Herbert Wiesner

Die Pohesie der Ereignisse





Er gehörte zum Kern des rumänischen Surrealismus: Gellu Naum. Er übersetzte Gedichte von Kafka und Diderot, schrieb wunderbare Kinderbücher. Mit dem rund 850 Seiten starken Gedichtband Pohesie. Sämtliche Gedichte erweist sich Naum endgültig als ganz Großer der Weltlyrik. Es ist der gelebte Surrealismus.

Klein und zart könnte er auch gewesen sein. Ich aber habe Gellu Naum als einen großen, schlanken Herrn mit vollem Haar und tiefer Stimme in Erinnerung. So tauchte er in den 90er Jahren in Berlin auf, nie ohne seine liebenswürdige Frau Lygia, oft an seiner Seite der erst in Berlin als Freund erkannte Mittler Oskar Pastior. In Münster haben beide Dichter 1999 den Preis für Europäische Poesie erhalten.

Gellu Naum, geboren am 1. August 1915 in Bukarest, dort gestorben am 29. September 2001, war damals schon eine verehrungswürdige Figur der rumänischen Literaturgeschichte und des internationalen Surrealismus. Als Freund des großen Malers Victor Brauner, als Weggefährte von Ghérasim Luca, von Paul Pãum, Dolfi Trost und Virgil Teodorescu gehört Naum zum Kern des spät entstandenen rumänischen Surrealismus. Ghérasim Luca ist übrigens in der Übersetzung von Mirko Bonné und Theresia Prammer ebenfalls bei Urs Engeler erschienen.

Die französische Bewegung um André Breton hat er 1938/39 in deren Endphase durch Victor Brauner kennen gelernt. Naum wollte schreiben, wie Victor Brauner malte. Also erkor er den Surrealismus zu seiner Lebensform. Surrealismus «machen», wollte er nicht, aber ihn leben und neu erfinden. Vielleicht erschien er ihm als das Okular, durch das seine Zeit und seine Welt nur mehr kenntlich waren.

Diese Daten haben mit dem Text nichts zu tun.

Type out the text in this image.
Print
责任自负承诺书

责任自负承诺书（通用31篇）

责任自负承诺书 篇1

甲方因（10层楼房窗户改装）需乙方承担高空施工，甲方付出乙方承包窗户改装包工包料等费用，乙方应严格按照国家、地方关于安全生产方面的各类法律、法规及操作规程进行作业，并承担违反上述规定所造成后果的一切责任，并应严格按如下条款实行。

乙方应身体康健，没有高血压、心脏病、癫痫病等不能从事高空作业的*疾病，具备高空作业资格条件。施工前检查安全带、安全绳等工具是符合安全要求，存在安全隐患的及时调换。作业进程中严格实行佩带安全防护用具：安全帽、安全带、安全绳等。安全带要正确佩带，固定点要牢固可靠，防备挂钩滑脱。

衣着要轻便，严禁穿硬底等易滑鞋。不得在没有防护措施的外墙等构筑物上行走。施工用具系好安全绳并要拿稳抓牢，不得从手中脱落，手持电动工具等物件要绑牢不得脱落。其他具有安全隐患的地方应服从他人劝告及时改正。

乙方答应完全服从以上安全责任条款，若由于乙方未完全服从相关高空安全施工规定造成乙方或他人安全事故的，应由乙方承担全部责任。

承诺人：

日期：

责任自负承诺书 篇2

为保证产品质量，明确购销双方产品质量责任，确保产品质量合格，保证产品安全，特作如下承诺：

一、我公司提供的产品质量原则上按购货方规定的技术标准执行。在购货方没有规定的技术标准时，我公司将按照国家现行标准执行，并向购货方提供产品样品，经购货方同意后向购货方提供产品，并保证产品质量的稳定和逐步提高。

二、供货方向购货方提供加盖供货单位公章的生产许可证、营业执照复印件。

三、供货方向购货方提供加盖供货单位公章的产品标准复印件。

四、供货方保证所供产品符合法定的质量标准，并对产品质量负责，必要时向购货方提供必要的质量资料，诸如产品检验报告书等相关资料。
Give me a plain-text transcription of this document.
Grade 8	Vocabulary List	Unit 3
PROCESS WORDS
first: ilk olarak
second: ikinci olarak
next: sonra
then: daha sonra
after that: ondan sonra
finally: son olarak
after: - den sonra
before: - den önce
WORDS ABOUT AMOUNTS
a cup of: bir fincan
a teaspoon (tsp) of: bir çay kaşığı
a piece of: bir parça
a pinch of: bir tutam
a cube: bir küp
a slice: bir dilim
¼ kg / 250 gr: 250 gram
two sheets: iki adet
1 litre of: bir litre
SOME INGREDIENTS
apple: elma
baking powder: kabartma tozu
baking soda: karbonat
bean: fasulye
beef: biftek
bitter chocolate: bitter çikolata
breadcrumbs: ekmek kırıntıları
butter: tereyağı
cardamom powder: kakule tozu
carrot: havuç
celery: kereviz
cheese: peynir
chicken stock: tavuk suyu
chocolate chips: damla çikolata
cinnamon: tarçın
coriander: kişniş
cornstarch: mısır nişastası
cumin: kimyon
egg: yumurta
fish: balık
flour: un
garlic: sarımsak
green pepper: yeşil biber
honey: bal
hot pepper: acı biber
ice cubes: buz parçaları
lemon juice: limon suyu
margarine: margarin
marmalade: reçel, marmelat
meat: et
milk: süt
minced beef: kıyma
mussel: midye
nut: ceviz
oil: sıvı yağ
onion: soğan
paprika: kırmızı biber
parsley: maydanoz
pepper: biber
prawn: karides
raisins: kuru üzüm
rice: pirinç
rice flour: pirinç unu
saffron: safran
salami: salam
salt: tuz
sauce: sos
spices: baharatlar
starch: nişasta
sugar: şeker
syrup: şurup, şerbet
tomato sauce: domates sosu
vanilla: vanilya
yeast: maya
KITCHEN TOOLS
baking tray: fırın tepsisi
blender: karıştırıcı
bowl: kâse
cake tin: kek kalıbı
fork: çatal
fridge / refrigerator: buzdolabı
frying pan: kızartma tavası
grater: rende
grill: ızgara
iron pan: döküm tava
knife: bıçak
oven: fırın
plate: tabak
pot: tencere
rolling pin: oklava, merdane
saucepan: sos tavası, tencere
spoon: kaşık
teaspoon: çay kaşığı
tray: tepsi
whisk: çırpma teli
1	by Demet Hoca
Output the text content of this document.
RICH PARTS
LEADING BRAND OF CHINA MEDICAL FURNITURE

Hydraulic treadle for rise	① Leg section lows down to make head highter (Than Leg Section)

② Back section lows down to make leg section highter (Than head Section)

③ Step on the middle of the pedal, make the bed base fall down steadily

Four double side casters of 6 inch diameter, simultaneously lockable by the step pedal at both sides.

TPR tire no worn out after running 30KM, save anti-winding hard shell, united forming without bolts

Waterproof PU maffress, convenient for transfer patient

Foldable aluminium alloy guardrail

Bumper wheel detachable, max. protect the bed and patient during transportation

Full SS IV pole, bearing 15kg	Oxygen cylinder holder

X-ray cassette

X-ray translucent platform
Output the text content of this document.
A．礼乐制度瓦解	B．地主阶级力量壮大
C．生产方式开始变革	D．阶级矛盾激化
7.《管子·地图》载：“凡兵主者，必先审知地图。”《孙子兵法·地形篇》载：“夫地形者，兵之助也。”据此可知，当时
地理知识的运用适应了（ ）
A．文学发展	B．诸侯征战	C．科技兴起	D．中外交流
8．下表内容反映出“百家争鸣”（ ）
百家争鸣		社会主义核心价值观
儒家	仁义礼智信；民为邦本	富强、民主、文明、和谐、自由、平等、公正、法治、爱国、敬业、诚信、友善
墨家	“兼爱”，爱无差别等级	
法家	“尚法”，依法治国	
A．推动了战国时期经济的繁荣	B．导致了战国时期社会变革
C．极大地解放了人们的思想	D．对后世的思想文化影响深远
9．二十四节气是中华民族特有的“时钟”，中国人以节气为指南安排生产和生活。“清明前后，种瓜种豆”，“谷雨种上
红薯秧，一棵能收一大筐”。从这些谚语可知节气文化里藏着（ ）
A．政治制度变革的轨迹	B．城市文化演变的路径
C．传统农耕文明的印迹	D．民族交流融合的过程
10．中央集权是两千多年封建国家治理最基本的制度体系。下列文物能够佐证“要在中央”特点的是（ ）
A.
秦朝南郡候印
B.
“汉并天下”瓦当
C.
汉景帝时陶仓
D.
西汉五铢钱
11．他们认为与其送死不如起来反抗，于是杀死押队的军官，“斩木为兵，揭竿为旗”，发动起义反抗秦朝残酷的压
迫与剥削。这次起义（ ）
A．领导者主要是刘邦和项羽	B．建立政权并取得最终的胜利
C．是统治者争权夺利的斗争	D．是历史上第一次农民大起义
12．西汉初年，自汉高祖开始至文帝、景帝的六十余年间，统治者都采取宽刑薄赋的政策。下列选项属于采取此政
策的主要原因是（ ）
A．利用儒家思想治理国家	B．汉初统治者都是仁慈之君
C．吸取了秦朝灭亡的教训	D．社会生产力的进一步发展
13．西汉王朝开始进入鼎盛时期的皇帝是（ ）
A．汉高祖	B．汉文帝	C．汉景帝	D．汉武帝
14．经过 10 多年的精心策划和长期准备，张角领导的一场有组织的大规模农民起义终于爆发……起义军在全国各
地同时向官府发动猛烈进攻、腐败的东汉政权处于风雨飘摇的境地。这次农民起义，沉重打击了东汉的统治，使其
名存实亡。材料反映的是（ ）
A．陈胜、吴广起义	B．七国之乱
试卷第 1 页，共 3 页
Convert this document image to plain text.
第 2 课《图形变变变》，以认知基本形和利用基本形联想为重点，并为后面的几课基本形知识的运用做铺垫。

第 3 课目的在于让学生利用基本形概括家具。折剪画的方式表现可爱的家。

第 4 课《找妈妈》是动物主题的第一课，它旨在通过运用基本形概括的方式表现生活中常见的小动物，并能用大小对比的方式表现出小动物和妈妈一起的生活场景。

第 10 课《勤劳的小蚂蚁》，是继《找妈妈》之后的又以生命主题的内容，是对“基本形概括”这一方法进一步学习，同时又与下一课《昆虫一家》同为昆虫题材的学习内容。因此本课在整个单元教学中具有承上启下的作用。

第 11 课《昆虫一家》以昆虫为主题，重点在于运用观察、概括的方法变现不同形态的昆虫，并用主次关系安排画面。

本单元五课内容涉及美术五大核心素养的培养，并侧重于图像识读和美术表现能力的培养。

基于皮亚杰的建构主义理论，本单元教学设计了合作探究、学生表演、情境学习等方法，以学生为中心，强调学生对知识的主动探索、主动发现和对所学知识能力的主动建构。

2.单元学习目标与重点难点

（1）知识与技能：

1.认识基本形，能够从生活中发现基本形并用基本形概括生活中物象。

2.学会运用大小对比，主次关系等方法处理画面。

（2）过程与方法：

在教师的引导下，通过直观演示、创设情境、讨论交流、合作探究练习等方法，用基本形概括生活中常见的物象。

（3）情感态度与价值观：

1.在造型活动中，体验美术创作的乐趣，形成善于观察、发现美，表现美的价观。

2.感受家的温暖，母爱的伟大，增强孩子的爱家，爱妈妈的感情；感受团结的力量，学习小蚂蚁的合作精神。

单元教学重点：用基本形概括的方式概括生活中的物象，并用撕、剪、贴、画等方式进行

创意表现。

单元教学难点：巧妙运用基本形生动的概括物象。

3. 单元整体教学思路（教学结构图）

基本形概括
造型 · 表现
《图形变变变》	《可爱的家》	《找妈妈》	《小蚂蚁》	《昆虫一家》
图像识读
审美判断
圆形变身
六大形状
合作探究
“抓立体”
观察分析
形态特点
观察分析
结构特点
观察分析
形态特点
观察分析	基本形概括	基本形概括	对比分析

Erst in Paris, dann in Bukarest war Gellu Naum bis 1947 (freilich mit den politisch bedingten Unterbrechungen) noch an Gemeinschaftspublikationen und an Ausstellungen beteiligt. Ende 1947 wurde dem ein jähes Ende gesetzt. André Breton, der 1935 Ilja Ehrenburg öffentlich geohrfeigt und sich später von Louis Aragon und Paul Eluard, dem prosowjetischen Flügel des Surrealismus, getrennt hatte, war nun in den Augen der neuen kommunistischen Machthaber und der sowjetischen Kommissare der falsche Freund. Bis 1968 dauerte das Berufsverbot des Dichters.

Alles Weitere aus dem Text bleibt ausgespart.